Bélarus : «Je préfère encore avoir M. Moustache au pouvoir qu’être russe»

La feuille de route qui doit être discutée ce jeudi entre Vladimir Poutine et Alexandre Loukachenko inquiète les Bélarusses. Même dans l’est du pays, les habitants redoutent une influence russe sans limite.
Vladimir Poutine et Alexandre Loukachenko à Sotchi, sur la mer Noire, en Russie, le 29 mai. (Sergei Ilyin/AP)
par Ania Nowak, envoyée spéciale à Vitebsk, Moguilev and Gomel (Bélarus)
publié le 8 septembre 2021 à 17h54

«Est-ce le Bélarus qui va intégrer la Russie, ou est-ce la Russie qui va intégrer le Bélarus ? Nous ne savons pas», s’interrogeait avec sa mauvaise foi coutumière Alexandre Loukachenko le 9 août, lors d’une interminable conférence de presse, un monologue éreintant de plus de huit heures. Les choses pourraient s’éclaircir, ce jeudi. Ou pas. Le président bélarusse rencontre à Moscou Vladimir Poutine pour une énième discussion autour de la feuille de route qui encadre l’approfondissement des relations entre les deux pays, et dont le contenu n’a jamais été rendu public. Quant à savoir si elle sera cette fois bien signées, pour l’instant les informations sont contradictoires.

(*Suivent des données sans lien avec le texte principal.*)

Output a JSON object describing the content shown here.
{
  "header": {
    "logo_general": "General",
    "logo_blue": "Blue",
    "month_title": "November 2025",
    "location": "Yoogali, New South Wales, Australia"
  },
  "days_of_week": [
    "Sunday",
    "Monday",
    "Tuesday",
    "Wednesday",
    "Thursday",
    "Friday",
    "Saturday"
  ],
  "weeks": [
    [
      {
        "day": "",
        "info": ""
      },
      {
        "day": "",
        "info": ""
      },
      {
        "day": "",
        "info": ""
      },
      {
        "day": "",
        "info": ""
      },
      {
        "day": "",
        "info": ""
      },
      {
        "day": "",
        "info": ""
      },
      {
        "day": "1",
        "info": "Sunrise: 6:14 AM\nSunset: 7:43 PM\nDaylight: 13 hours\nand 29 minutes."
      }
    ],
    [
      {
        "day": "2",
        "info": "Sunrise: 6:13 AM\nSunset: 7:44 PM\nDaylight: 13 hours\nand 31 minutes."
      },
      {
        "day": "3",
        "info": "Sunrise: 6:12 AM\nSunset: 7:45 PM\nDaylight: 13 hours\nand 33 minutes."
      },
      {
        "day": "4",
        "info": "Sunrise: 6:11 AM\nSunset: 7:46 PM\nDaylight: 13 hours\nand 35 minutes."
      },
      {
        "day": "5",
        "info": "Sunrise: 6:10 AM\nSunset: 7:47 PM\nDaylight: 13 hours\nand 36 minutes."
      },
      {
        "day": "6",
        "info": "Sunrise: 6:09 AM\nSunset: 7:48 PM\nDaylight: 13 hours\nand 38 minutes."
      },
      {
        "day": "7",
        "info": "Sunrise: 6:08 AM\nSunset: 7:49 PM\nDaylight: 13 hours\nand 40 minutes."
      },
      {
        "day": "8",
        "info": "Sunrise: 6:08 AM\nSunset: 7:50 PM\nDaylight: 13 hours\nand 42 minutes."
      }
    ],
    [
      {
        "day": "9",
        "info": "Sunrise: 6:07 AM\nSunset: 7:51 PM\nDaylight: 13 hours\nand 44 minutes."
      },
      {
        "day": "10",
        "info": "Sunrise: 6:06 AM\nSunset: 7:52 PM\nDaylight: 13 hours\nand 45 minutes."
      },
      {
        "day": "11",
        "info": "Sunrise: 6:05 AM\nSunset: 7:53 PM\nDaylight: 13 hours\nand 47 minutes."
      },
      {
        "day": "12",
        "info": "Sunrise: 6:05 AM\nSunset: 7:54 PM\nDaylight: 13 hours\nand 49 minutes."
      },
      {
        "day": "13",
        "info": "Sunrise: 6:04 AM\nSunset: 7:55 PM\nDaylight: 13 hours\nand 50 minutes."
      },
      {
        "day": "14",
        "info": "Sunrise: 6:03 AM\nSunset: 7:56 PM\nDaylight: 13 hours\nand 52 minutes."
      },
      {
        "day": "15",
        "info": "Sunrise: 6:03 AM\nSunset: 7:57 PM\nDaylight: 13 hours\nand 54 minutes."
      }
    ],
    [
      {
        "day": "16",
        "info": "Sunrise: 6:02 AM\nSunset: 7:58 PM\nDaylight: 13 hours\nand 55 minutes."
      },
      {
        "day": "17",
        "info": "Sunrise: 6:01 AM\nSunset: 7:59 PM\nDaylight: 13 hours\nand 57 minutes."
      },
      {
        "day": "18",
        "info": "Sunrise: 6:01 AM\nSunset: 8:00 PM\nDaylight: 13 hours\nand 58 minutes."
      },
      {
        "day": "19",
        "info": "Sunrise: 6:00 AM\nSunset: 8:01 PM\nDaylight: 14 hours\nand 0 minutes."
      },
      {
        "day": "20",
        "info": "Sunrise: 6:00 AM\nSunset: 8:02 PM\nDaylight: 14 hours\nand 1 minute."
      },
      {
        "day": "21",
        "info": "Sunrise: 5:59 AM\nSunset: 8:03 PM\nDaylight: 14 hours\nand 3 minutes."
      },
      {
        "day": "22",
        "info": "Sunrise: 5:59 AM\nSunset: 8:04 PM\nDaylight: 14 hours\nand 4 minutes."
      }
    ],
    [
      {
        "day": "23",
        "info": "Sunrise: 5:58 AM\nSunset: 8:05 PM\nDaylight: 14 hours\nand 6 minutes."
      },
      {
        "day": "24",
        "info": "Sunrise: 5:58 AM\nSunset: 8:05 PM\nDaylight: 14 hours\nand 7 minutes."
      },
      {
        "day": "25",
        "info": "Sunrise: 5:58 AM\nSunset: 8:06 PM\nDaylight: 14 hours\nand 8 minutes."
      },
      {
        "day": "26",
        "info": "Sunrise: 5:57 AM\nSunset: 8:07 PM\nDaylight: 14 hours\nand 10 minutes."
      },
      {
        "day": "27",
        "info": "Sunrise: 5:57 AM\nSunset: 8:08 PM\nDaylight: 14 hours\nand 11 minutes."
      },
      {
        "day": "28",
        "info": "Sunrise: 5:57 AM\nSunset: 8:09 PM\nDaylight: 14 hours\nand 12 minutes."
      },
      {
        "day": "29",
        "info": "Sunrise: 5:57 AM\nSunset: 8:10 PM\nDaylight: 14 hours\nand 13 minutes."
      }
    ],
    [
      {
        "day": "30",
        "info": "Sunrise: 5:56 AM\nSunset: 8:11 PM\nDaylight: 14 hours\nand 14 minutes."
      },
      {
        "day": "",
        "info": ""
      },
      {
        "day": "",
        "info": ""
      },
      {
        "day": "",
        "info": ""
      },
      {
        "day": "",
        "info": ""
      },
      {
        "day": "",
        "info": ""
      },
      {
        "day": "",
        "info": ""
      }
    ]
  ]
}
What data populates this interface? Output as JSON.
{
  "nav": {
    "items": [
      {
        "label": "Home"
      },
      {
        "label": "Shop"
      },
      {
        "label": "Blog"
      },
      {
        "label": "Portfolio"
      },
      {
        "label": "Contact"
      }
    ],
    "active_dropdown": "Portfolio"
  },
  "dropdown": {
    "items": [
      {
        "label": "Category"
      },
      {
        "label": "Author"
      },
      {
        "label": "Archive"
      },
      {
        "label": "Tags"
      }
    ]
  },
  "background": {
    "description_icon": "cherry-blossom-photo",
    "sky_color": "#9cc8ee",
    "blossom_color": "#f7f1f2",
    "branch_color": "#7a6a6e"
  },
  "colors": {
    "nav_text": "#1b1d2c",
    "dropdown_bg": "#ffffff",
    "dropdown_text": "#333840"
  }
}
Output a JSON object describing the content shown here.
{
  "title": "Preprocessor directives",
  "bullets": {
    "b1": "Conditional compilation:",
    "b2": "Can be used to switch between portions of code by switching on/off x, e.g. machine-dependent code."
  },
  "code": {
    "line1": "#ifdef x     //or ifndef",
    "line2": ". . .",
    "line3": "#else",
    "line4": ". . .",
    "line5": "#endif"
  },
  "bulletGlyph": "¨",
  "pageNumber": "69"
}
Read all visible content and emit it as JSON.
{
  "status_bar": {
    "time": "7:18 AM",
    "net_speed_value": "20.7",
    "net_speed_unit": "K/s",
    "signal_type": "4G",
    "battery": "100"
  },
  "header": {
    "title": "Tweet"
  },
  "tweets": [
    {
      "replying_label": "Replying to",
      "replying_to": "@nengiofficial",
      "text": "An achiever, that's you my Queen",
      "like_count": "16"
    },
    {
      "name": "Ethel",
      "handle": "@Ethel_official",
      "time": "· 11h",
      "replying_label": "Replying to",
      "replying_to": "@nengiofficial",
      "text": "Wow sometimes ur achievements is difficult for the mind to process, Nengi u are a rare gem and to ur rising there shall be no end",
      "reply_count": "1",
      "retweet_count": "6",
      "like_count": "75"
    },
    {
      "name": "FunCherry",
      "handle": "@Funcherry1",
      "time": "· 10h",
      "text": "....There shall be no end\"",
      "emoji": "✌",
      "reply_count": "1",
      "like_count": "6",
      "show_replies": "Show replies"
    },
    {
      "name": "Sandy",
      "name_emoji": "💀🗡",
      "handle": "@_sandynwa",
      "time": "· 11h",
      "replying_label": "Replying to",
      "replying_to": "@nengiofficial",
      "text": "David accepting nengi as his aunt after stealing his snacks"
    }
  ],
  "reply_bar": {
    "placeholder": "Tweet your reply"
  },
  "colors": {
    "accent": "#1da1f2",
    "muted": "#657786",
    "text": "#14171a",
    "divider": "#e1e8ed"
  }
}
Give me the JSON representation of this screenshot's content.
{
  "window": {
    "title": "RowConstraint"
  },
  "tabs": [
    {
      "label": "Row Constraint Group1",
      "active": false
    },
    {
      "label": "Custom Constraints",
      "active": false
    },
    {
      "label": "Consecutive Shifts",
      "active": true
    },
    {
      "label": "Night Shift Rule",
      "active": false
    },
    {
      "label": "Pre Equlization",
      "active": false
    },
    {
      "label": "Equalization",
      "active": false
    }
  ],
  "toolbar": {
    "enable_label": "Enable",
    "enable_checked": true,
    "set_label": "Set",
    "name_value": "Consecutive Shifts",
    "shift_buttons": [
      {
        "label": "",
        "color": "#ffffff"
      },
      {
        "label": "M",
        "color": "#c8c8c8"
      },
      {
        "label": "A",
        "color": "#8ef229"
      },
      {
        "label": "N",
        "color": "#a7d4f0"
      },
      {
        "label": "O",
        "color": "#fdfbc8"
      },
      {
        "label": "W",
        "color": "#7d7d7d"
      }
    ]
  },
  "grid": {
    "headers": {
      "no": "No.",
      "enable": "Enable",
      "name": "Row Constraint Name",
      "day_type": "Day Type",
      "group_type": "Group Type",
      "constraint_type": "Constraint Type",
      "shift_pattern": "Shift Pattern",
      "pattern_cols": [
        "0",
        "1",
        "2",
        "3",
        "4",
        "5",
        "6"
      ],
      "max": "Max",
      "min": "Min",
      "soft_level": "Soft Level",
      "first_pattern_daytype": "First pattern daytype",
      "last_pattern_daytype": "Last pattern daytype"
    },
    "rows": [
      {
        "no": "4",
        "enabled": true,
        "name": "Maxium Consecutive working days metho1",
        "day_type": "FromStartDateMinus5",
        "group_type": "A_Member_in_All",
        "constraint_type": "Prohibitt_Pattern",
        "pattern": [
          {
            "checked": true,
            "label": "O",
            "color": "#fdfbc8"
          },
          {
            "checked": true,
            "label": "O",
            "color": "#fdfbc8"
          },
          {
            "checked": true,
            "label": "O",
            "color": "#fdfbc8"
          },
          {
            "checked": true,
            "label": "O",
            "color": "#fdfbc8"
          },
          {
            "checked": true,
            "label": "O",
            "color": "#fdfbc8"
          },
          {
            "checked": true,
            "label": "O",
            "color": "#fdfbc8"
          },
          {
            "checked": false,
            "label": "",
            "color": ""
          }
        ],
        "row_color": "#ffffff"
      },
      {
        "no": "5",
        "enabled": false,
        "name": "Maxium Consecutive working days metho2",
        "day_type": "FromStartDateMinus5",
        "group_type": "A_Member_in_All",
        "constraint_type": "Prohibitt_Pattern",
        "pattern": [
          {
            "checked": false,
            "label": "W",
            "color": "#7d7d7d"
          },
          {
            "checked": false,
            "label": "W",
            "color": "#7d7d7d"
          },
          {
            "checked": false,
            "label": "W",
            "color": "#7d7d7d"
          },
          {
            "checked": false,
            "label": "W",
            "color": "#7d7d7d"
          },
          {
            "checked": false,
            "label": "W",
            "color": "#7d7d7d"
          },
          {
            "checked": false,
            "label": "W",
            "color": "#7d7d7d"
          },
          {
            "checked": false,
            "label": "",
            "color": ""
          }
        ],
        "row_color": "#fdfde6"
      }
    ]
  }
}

«Quand Alexandre Loukachenko a signé le traité d’union entre la Russie et le Bélarus, en 1999, Boris Eltsine était très affaibli, donc le président bélarusse se voyait prendre la tête du nouvel Etat, dont l’idée était de recréer l’URSS, en incluant d’autres anciennes ex-républiques soviétiques», explique le politologue Pavel Usov, qui dirige le Centre d’analyses et de prévisions politiques basé à Varsovie. Loukachenko doit finalement s’asseoir sur ses ambitions : les institutions supranationales sont créées mais le traité d’union finit dans un tiroir. «Jusqu’à l’arrivée au pouvoir de Vladimir Poutine, qui a vu dans l’union l’opportunité de rebâtir l’empire russe, et d’en faire une superpuissance, qui lui garantit un fort soutien en politique intérieure, précise Pavel Usov. Et, en politique extérieure, la capacité de faire pression sur l’Union européenne, en faisait du Bélarus un terrain militaire.»

En août 2020, c’est au tour d’Alexandre Loukachenko d’être très affaibli. Vladimir Poutine n’a pas attendu 24 heures après la présidentielle contestée, qui a provoqué les plus grandes manifestations de l’histoire moderne du pays, pour rappeler à son homologue qu’il était temps de transférer les pouvoirs. Ce que le dictateur bélarusse, jouant avec les nerfs du président russe, avait toujours réussi à éviter. Sous pression à l’intérieur du pays comme à l’international, Alexandre Loukachenko a plus que jamais besoin du soutien de Moscou. Mais plus le Kremlin se montre agressif, moins les Bélarusses, eux, approuvent l’union entre les deux Etats – les sondages montrent un refroidissement des sentiments pro-russes à partir de 2019, quand les négociations autour de la mystérieuse feuille de route ont commencé. Les Bélarusses, surtout les jeunes, se sont davantage tournés vers l’Occident. «Et ce, malgré la propagande d’Etat, qui martelait les avantages, surtout économiques, d’un tel rapprochement, explique Pavel Usov. Après l’été 2020, les sentiments à l’égard de l’intégration sont devenus majoritairement négatifs, même dans les régions à l’est du pays, traditionnellement favorables à la Russie.»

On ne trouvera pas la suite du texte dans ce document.